In the sky he saw a fleet, at least he thought that's what it was. Strangely shaped starships of immense scale sat against the backdrop of space, they definitely weren't of Covenant design. It was hard to see, but he could tell that they were made of the same alloy as the structures that surrounded him in his sleep. He noticed the other Sangheili around him didn't actually look like Covenant military, they almost looked like mercenaries. But something told him they were his friends.
They all cheered for a victory that Kel wasn't aware of, but he could tell that he was a part of that victory. He hadn't had any similar dreams before that could tell him what was going on, so he just accepted the words of praise he received. The fleet in the sky made a jump to slipspace, and the dream began to fade away.
Kel woke up the next morning more confused than he had been the previous day. Why was the dream different? Did these strange structures have something to do with it? He rose from the uncomfortable floor and looked to the door that led further down into the mountain. Something about these structures was speaking to him, and there had to be more to see further in.

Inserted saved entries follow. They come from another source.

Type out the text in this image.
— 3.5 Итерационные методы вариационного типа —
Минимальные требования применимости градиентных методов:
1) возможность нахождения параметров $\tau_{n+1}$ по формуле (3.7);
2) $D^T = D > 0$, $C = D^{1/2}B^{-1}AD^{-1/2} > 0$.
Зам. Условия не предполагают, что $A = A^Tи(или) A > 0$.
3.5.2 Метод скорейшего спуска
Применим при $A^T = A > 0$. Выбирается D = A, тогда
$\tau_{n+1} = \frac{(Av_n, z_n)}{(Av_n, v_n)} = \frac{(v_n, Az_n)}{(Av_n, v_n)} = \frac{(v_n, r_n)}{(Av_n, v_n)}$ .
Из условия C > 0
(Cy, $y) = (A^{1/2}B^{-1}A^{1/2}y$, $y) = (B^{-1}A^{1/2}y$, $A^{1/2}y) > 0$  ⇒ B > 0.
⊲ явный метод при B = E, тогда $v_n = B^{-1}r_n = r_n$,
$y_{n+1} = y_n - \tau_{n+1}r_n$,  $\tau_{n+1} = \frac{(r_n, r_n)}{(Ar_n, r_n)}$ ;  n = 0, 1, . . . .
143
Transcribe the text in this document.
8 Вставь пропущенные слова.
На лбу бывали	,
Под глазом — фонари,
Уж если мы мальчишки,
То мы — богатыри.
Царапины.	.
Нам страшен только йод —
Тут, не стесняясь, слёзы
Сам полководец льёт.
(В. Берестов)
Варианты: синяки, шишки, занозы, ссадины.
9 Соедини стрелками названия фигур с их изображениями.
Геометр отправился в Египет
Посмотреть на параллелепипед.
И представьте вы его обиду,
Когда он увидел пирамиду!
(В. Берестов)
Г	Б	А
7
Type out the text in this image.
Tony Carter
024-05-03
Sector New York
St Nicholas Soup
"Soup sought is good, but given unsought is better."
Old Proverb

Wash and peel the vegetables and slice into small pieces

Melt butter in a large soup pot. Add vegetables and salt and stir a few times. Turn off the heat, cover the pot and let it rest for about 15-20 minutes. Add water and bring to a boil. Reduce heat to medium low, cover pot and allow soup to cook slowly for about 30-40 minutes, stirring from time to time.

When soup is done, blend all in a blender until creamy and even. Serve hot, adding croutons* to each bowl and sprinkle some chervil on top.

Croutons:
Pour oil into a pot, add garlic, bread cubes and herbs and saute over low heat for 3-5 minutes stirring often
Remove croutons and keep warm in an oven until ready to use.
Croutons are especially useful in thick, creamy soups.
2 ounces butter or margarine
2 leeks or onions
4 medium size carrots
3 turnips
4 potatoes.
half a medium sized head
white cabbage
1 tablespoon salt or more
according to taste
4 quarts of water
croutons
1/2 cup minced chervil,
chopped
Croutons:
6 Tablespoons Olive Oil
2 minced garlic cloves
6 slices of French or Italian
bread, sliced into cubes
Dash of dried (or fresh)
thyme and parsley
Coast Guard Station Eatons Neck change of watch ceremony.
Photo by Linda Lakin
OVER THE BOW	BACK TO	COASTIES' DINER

He thought about his climb. At first it had meant nothing to him, it was just something for him to do. But now he felt that there was more of a meaning to this climb. It wasn't to reach the top of the mountain, it was only to find a way inside of it. The dream he had told him that there was something different about the mountain than the rest of the planet, and he had to find out what it was.
Kel approached the door, and watched it slide open. He calmly stepped through, and he made his way down the ramp.